Documento del 27/02/2004

Lo chiede il Sindaco al Presidente del Consiglio Comunale

Il Sindaco Tonino Solarino ritiene che il regolamento del Consiglio Comunale debba essere applicato in maniera più corretta e che comunque vada modificato in modificato.
In una lettera spedita al Presidente del Consiglio Comunale Francesco Barone, ai consiglieri comunali , agli assessori, al Direttore Generale Gaspare Nicotri ed inviata per conoscenza anche al Prefetto di Ragusa Sandro Calvosa ed all'Assessorato Regionale agli Enti Locali, il primo cittadino scrive:
“Il regolamento vigente del Consiglio Comunale prevede 2 riunioni mensili finalizzate alle comunicazioni, interrogazioni etc.
In questi Consigli il regolamento (o la sua interpretazione) impedisce alla Giunta e al Sindaco, nella fase dedicata alle comunicazioni che dura 70 + 90 minuti, di poter rispondere, dare informazioni o difendersi, persino, dagli attacchi personali.
Ritengo che questa sia la negazione più totale della dialettica democratica e nutro dubbi sull’interpretazione del regolamento. Ritengo, piuttosto, che si tratti di una prassi consolidata, ma errata. Il comma 3 dell’art. 71 prevede, infatti, la possibilità anche per il Sindaco, in sede di comunicazione, di intervenire per un tempo di cinque minuti per ogni argomento.
Non sono possibili, a mio parere, altre interpretazioni perché altrimenti il Sindaco e gli Assessori risulterebbero di fatto imbavagliati nel luogo più alto del confronto democratico, quale è il Consiglio.
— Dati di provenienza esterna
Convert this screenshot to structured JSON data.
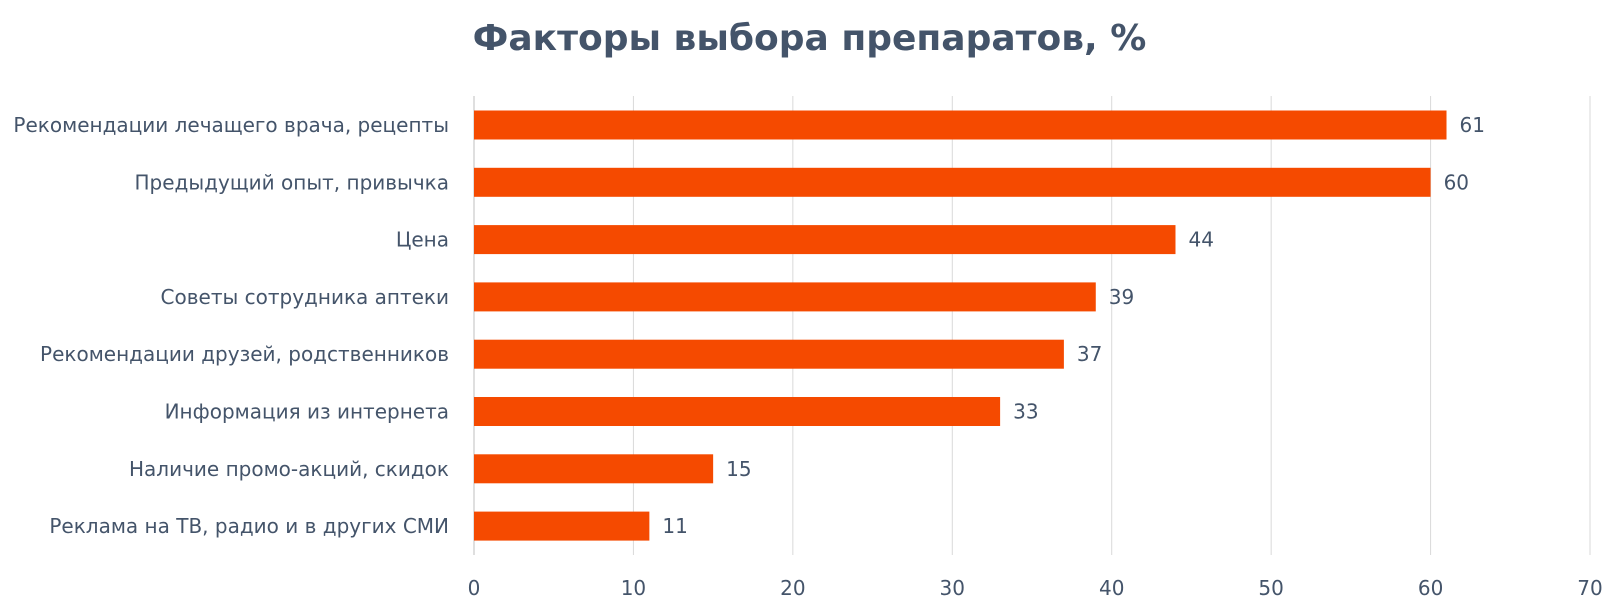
{
  "chart_data": {
    "type": "bar",
    "orientation": "horizontal",
    "title": "Факторы выбора препаратов, %",
    "categories": [
      "Рекомендации лечащего врача, рецепты",
      "Предыдущий опыт, привычка",
      "Цена",
      "Советы сотрудника аптеки",
      "Рекомендации друзей, родственников",
      "Информация из интернета",
      "Наличие промо-акций, скидок",
      "Реклама на ТВ, радио и в других СМИ"
    ],
    "values": [
      61,
      60,
      44,
      39,
      37,
      33,
      15,
      11
    ],
    "data_labels": [
      "61",
      "60",
      "44",
      "39",
      "37",
      "33",
      "15",
      "11"
    ],
    "xlim": [
      0,
      70
    ],
    "xticks": [
      0,
      10,
      20,
      30,
      40,
      50,
      60,
      70
    ],
    "xtick_labels": [
      "0",
      "10",
      "20",
      "30",
      "40",
      "50",
      "60",
      "70"
    ],
    "grid": true,
    "legend": "none",
    "bar_color": "#f54a00",
    "text_color": "#44546a",
    "grid_color": "#d9d9d9"
  }
}
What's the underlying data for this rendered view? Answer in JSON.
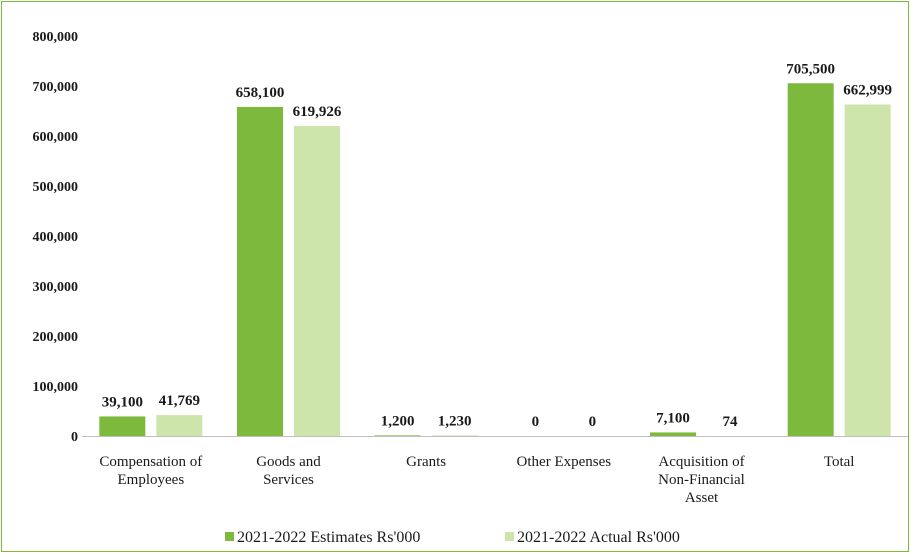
{
  "chart_data": {
    "type": "bar",
    "categories": [
      [
        "Compensation of",
        "Employees"
      ],
      [
        "Goods and",
        "Services"
      ],
      [
        "Grants"
      ],
      [
        "Other Expenses"
      ],
      [
        "Acquisition of",
        "Non-Financial",
        "Asset"
      ],
      [
        "Total"
      ]
    ],
    "series": [
      {
        "name": "2021-2022 Estimates Rs'000",
        "color": "#7cb93d",
        "values": [
          39100,
          658100,
          1200,
          0,
          7100,
          705500
        ],
        "labels": [
          "39,100",
          "658,100",
          "1,200",
          "0",
          "7,100",
          "705,500"
        ]
      },
      {
        "name": "2021-2022 Actual Rs'000",
        "color": "#cde5ab",
        "values": [
          41769,
          619926,
          1230,
          0,
          74,
          662999
        ],
        "labels": [
          "41,769",
          "619,926",
          "1,230",
          "0",
          "74",
          "662,999"
        ]
      }
    ],
    "y_ticks": [
      "0",
      "100,000",
      "200,000",
      "300,000",
      "400,000",
      "500,000",
      "600,000",
      "700,000",
      "800,000"
    ],
    "ylim": [
      0,
      800000
    ],
    "grid": false,
    "legend_position": "bottom",
    "title": "",
    "xlabel": "",
    "ylabel": ""
  }
}
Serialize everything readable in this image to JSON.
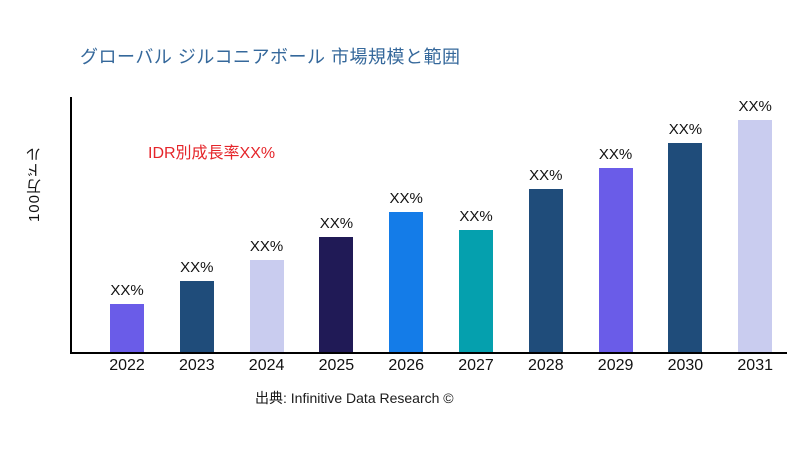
{
  "chart_data": {
    "type": "bar",
    "title": "グローバル ジルコニアボール 市場規模と範囲",
    "title_color": "#35689B",
    "ylabel": "100万ドル",
    "xlabel": "",
    "categories": [
      "2022",
      "2023",
      "2024",
      "2025",
      "2026",
      "2027",
      "2028",
      "2029",
      "2030",
      "2031"
    ],
    "bar_labels": [
      "XX%",
      "XX%",
      "XX%",
      "XX%",
      "XX%",
      "XX%",
      "XX%",
      "XX%",
      "XX%",
      "XX%"
    ],
    "values_relative": [
      19,
      28,
      36,
      45,
      55,
      48,
      64,
      72,
      82,
      91
    ],
    "ylim": [
      0,
      100
    ],
    "bar_colors": [
      "#6A5CE8",
      "#1F4C7A",
      "#C9CCEF",
      "#201A56",
      "#147CE8",
      "#05A0AE",
      "#1F4C7A",
      "#6A5CE8",
      "#1F4C7A",
      "#C9CCEF"
    ],
    "grid": false,
    "legend": null,
    "annotation": "IDR別成長率XX%",
    "annotation_color": "#E5252A",
    "source": "出典: Infinitive Data Research ©"
  }
}
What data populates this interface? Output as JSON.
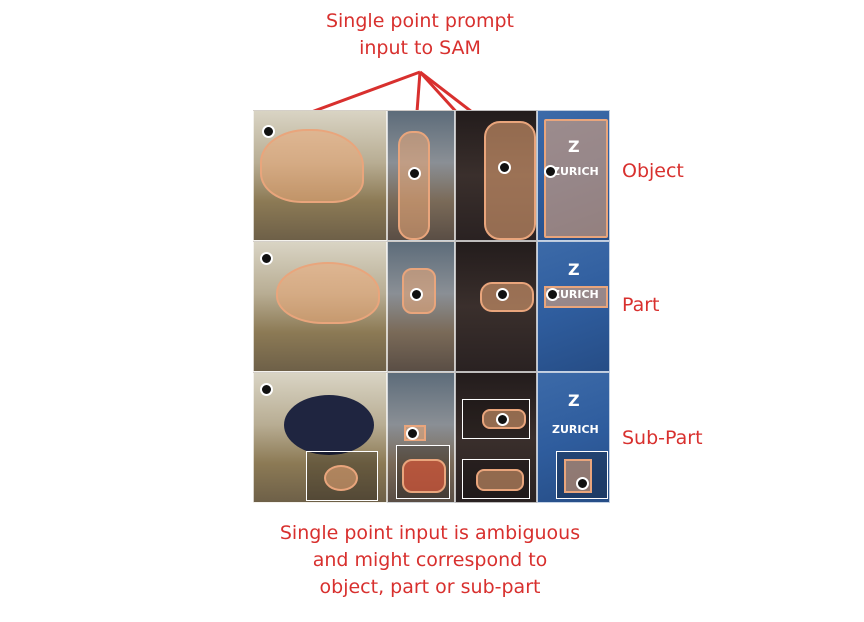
{
  "top_caption": [
    "Single point prompt",
    "input to SAM"
  ],
  "row_labels": {
    "object": "Object",
    "part": "Part",
    "subpart": "Sub-Part"
  },
  "bottom_caption": [
    "Single point input is ambiguous",
    "and might correspond to",
    "object, part or sub-part"
  ],
  "logo": {
    "letter": "Z",
    "word": "ZURICH"
  },
  "colors": {
    "annotation": "#d8302e",
    "mask": "#ecaa78",
    "logo_blue": "#2f5d9e"
  }
}
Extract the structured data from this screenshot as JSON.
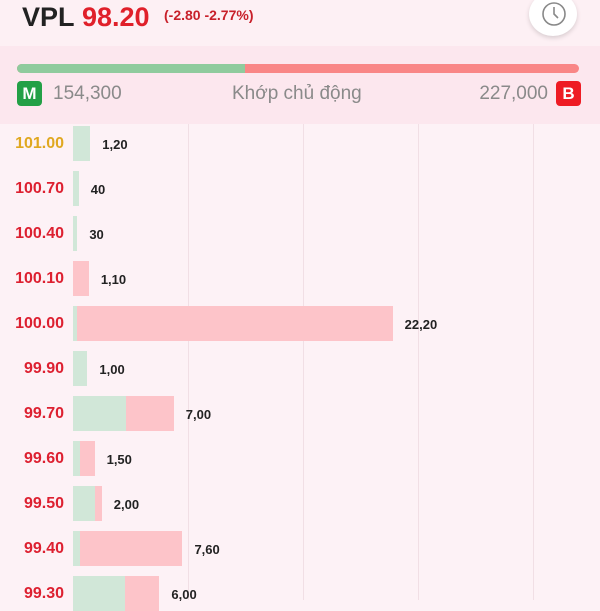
{
  "header": {
    "symbol": "VPL",
    "price": "98.20",
    "change": "(-2.80 -2.77%)",
    "history_icon": "clock-icon"
  },
  "summary": {
    "buy_badge": "M",
    "buy_volume": "154,300",
    "label": "Khớp chủ động",
    "sell_badge": "B",
    "sell_volume": "227,000",
    "buy_fraction": 0.405,
    "colors": {
      "buy": "#8fcb9d",
      "sell": "#f98686"
    }
  },
  "ladder": {
    "colors": {
      "ceiling": "#e0a820",
      "up": "#dd2030",
      "buy_bar": "#d1e7d8",
      "sell_bar": "#fdc4c9"
    },
    "rows": [
      {
        "price": "101.00",
        "price_type": "ceiling",
        "qty": "1,20",
        "buy": 1.2,
        "sell": 0
      },
      {
        "price": "100.70",
        "price_type": "up",
        "qty": "40",
        "buy": 0.4,
        "sell": 0
      },
      {
        "price": "100.40",
        "price_type": "up",
        "qty": "30",
        "buy": 0.3,
        "sell": 0
      },
      {
        "price": "100.10",
        "price_type": "up",
        "qty": "1,10",
        "buy": 0,
        "sell": 1.1
      },
      {
        "price": "100.00",
        "price_type": "up",
        "qty": "22,20",
        "buy": 0.3,
        "sell": 21.9
      },
      {
        "price": "99.90",
        "price_type": "up",
        "qty": "1,00",
        "buy": 1.0,
        "sell": 0
      },
      {
        "price": "99.70",
        "price_type": "up",
        "qty": "7,00",
        "buy": 3.7,
        "sell": 3.3
      },
      {
        "price": "99.60",
        "price_type": "up",
        "qty": "1,50",
        "buy": 0.5,
        "sell": 1.0
      },
      {
        "price": "99.50",
        "price_type": "up",
        "qty": "2,00",
        "buy": 1.5,
        "sell": 0.5
      },
      {
        "price": "99.40",
        "price_type": "up",
        "qty": "7,60",
        "buy": 0.5,
        "sell": 7.1
      },
      {
        "price": "99.30",
        "price_type": "up",
        "qty": "6,00",
        "buy": 3.6,
        "sell": 2.4
      }
    ]
  }
}
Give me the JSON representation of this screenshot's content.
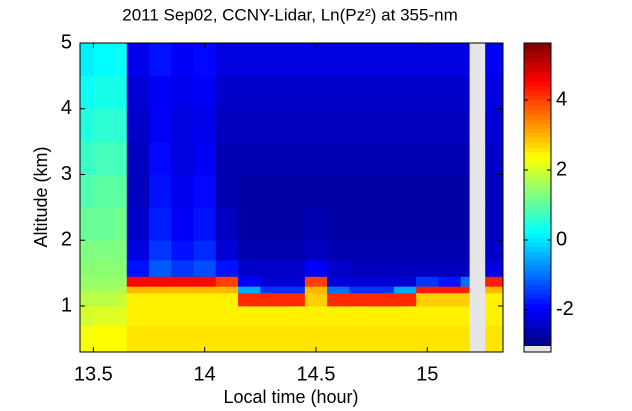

Gli stessi Consigli risultano, per questi motivi, sterili e improduttivi. Inoltre lo spazio così ampio dedicato alla comunicazione, fa si che le interrogazioni o le interpellanze vengano sempre più spostate avanti nel tempo, perdendo anch’esse di significato.
Per queste ragioni chiedo al Consiglio, nell’immediato, una applicazione più corretta del regolamento a questo fine e una sua revisione in modo che i lavori d’aula possano svolgersi in una vera e produttiva dialettica democratica.
Il permanere di tale stato di fatto, che rende il ruolo della Giunta e del Sindaco assolutamente passivo, ne rende inutile la presenza”.